In May 1997, a rebel group, led by Laurent Kabila closed-in on Kinshasha. Mobutu, ravaged by a deadly mix of cancer and the people’s odium, had little strength to counter the insurrection. The Great Man fled to Morocco, where he died like a dog four months later, booking a speedy one-way passage to hell. French takes us through the streets of Kinshasha, just as he does with the Ebola epidemic of the neighboring Congo-Brazzaville, describing Mobutu’s final fall and the rise of Laurent Kabila. His vivid account of the chaos that descended on the country would later win him the Overseas Press Club of America’s award for the best newspaper interpretation of foreign affairs.

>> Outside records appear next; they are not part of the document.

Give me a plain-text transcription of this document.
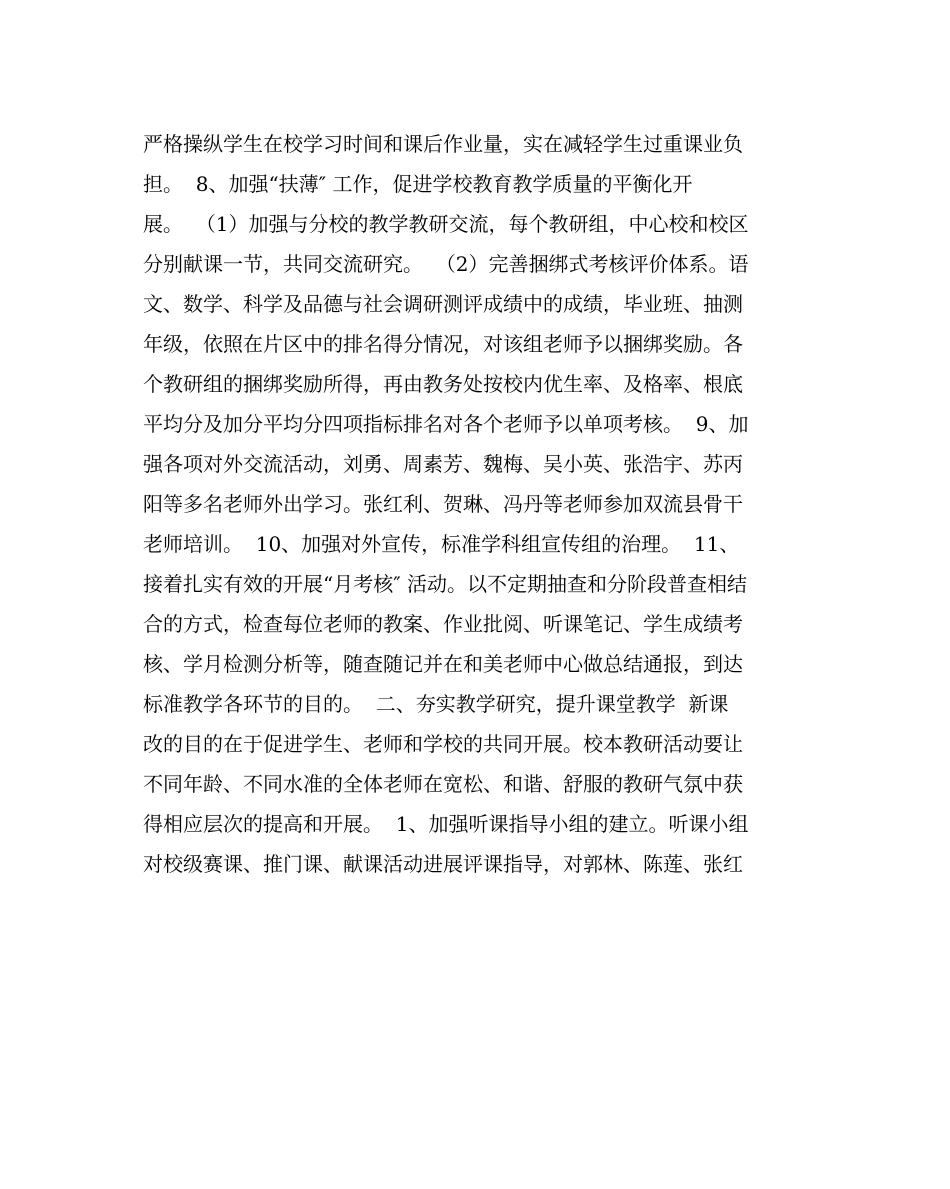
严格操纵学生在校学习时间和课后作业量，实在减轻学生过重课业负
担。  8、加强“扶薄″ 工作，促进学校教育教学质量的平衡化开
展。  （1）加强与分校的教学教研交流，每个教研组，中心校和校区
分别献课一节，共同交流研究。  （2）完善捆绑式考核评价体系。语
文、数学、科学及品德与社会调研测评成绩中的成绩，毕业班、抽测
年级，依照在片区中的排名得分情况，对该组老师予以捆绑奖励。各
个教研组的捆绑奖励所得，再由教务处按校内优生率、及格率、根底
平均分及加分平均分四项指标排名对各个老师予以单项考核。  9、加
强各项对外交流活动，刘勇、周素芳、魏梅、吴小英、张浩宇、苏丙
阳等多名老师外出学习。张红利、贺琳、冯丹等老师参加双流县骨干
老师培训。  10、加强对外宣传，标准学科组宣传组的治理。  11、
接着扎实有效的开展“月考核″ 活动。以不定期抽查和分阶段普查相结
合的方式，检查每位老师的教案、作业批阅、听课笔记、学生成绩考
核、学月检测分析等，随查随记并在和美老师中心做总结通报，到达
标准教学各环节的目的。  二、夯实教学研究，提升课堂教学  新课
改的目的在于促进学生、老师和学校的共同开展。校本教研活动要让
不同年龄、不同水准的全体老师在宽松、和谐、舒服的教研气氛中获
得相应层次的提高和开展。  1、加强听课指导小组的建立。听课小组
对校级赛课、推门课、献课活动进展评课指导，对郭林、陈莲、张红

Critics might query the rationale behind the French’s blaming of the West for much of Africa’s woes. Such people would argue that the continent’s rulers should take most of the blame. French’s position, in his book, is that the West has always aligned with African despots in order to achieve certain goals. If the West had taken a more decisive stand against these demons in human form, perhaps Africa would have risen beyond its present stagnant state.
Yet others might argue that the author doesn’t really proffer any solution to Africa’s leadership problems. He cites the examples of African leaders who guided their countries through the democratic path. President Alpha Oumar Konare of Mali is singled out as a flourishing flower amidst a cluster of thorns.The lesson here is clear. Africa’s sun will never shine until its leaders have eschewed their desperation for power and greed for their country’s wealth, and begin to relate to their people like fellow humans.
Laced with various quotes and references, with 16 photo pages and a map, A Continent For The Taking: The Tragedy and Hope of Africa in its 280 pages is a rewarding excursion into Africa’s recent past. Indeed, this book published by Alfred A. Knopf and sold for $25 is a rich guide for anyone with a remote interest in that continent’s chequered history. In the unlikely event that you quarrel with French’s submissions in the book, you definitely won’t have any quarrels with his breezy style, lucid presentation and free-flowing prose. Even as readers digest the last pages of the book, they might find it difficult to expunge the nagging question off their minds: will the Black Giant ever cease to totter?